Sneaky Squirrel Stashes Hundreds of Walnuts Under Hood of Kia Sorento
Nutty, nutty, squirrel.
It's that time of year again when tiny and large critters alike prepare for a long, freezing winter, leading them to eat or store food in abundance ahead of hibernation. And while it's typically naughty bears who make headlines for breaking into cars in the search of picnic baskets, this time it was a sneaky squirrel who got caught storing hundreds of nuts in the engine bay of a Kia Sorento SUV.
According to KDKA, Pittsburgh resident Holly Persic noticed a strange smell flowing into the cabin of her Kia while driving down the road. The smell was accompanied by a strange sound she believed was coming from the engine, but unsure of the cause of the smell and sound, she called her husband for advice. That's when Chris Persic, according to KDKA, adviced her to safely pull over and open the hood.

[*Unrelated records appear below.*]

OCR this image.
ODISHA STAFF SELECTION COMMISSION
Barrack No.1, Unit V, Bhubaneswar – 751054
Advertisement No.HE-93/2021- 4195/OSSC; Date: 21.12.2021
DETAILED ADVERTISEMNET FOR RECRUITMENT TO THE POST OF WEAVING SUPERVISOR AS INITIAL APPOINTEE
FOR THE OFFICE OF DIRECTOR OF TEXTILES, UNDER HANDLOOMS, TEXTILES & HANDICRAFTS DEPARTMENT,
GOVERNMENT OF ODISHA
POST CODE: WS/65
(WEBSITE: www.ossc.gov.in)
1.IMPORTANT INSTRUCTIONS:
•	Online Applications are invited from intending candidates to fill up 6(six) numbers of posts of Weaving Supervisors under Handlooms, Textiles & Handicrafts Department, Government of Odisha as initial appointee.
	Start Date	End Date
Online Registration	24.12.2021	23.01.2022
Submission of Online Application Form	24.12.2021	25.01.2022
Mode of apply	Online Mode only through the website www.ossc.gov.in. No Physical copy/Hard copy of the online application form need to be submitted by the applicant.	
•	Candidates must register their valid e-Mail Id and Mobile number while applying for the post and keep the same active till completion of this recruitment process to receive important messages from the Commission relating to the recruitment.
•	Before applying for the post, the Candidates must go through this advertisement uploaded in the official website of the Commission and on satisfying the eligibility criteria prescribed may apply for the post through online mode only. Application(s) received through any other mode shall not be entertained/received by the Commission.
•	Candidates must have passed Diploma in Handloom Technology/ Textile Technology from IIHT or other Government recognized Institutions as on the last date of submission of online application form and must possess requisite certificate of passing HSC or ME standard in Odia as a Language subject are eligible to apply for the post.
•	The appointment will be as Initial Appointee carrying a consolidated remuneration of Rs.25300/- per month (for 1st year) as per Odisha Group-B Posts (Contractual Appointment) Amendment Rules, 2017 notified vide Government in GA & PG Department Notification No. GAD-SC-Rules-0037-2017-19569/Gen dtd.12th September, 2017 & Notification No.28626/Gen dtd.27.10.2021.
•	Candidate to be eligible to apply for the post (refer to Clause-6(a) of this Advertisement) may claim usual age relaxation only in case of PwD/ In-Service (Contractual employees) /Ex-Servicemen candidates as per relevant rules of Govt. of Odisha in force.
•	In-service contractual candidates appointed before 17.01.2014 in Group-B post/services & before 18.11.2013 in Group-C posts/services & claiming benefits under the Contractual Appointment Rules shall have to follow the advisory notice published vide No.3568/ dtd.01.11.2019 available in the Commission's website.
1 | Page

Much to her surprise, she found the Sorento's engine perfectly-lined with moss, branches—and yup, you guessed it—tons of walnuts. According to the Persics, after attempting to clean the debris on their own they eventually took both of their vehicles (Kia and another truck) to a mechanic shop for inspection—where even more walnuts were found underneath the engine. Furthermore, the pickup truck allegedly showed rodent damage as well, although this time not as "innocent" as a few stashed nuts.

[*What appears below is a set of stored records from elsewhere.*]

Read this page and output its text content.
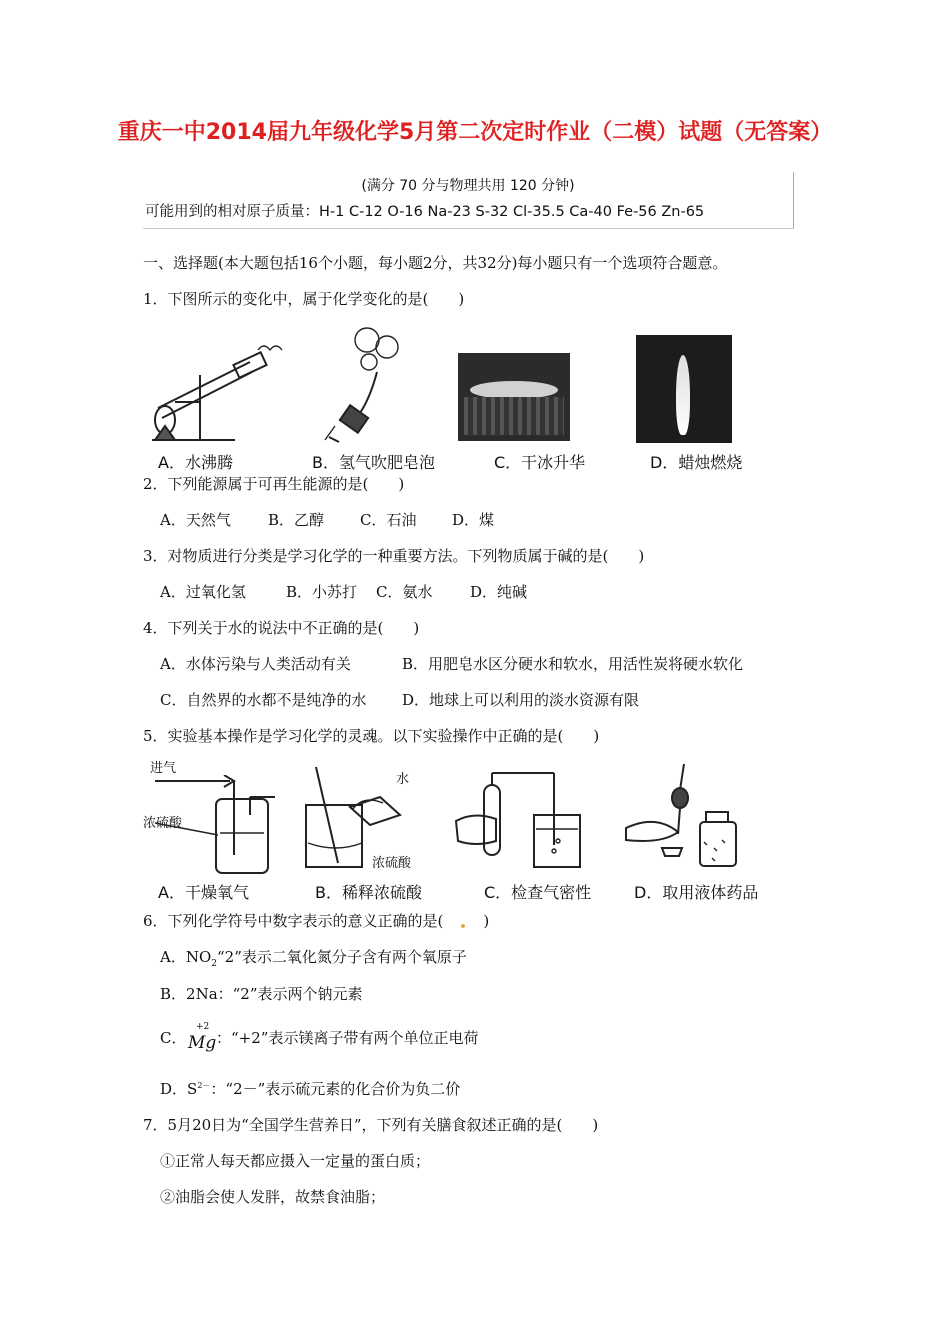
重庆一中2014届九年级化学5月第二次定时作业（二模）试题（无答案）
(满分 70 分与物理共用 120 分钟)
可能用到的相对原子质量：H-1 C-12 O-16 Na-23 S-32 Cl-35.5 Ca-40 Fe-56 Zn-65
一、选择题(本大题包括16个小题，每小题2分，共32分)每小题只有一个选项符合题意。
1．下图所示的变化中，属于化学变化的是(　　)
A．水沸腾	B．氢气吹肥皂泡	C．干冰升华	D．蜡烛燃烧
2．下列能源属于可再生能源的是(　　)
A．天然气 B．乙醇 C．石油 D．煤
3．对物质进行分类是学习化学的一种重要方法。下列物质属于碱的是(　　)
A．过氧化氢	B．小苏打 C．氨水	D．纯碱
4．下列关于水的说法中不正确的是(　　)
A．水体污染与人类活动有关	B．用肥皂水区分硬水和软水，用活性炭将硬水软化
C．自然界的水都不是纯净的水 D．地球上可以利用的淡水资源有限
5．实验基本操作是学习化学的灵魂。以下实验操作中正确的是(　　)
进气
浓硫酸
水
浓硫酸
A．干燥氧气	B．稀释浓硫酸	C．检查气密性	D．取用液体药品
6．下列化学符号中数字表示的意义正确的是(	)
A．$NO_2“2$”表示二氧化氮分子含有两个氧原子
B．2Na：“2”表示两个钠元素
C．
+2
Mg ：“+2”表示镁离子带有两个单位正电荷
D．$S^{2-}$：“2－”表示硫元素的化合价为负二价
7．5月20日为“全国学生营养日”，下列有关膳食叙述正确的是(　　)
①正常人每天都应摄入一定量的蛋白质；
②油脂会使人发胖，故禁食油脂；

“I told her to pop the hood, and this is the picture she sent me,” Persic told KDKA. “Turns out my truck may have had a squirrel chew through or pull the fuel injector hose out,” he added.
Luckily, a trashcan full of nuts and a hose repair is the extent of the rodent-caused damages, so hopefully, the repair bill wasn't too high. On the other hand, Persic claims they've already requested a quote on removing the black walnut tree located on their driveway, and we have a feeling that one may be a bit more expensive.
“Funny thing is I was thinking that for how massive the tree is, and how many walnuts have fallen (and how many dents our vehicle received), there really aren’t many on the ground,” said Persic.
Hey, at least it wasn't a five-foot-long boa constrictor under the hood.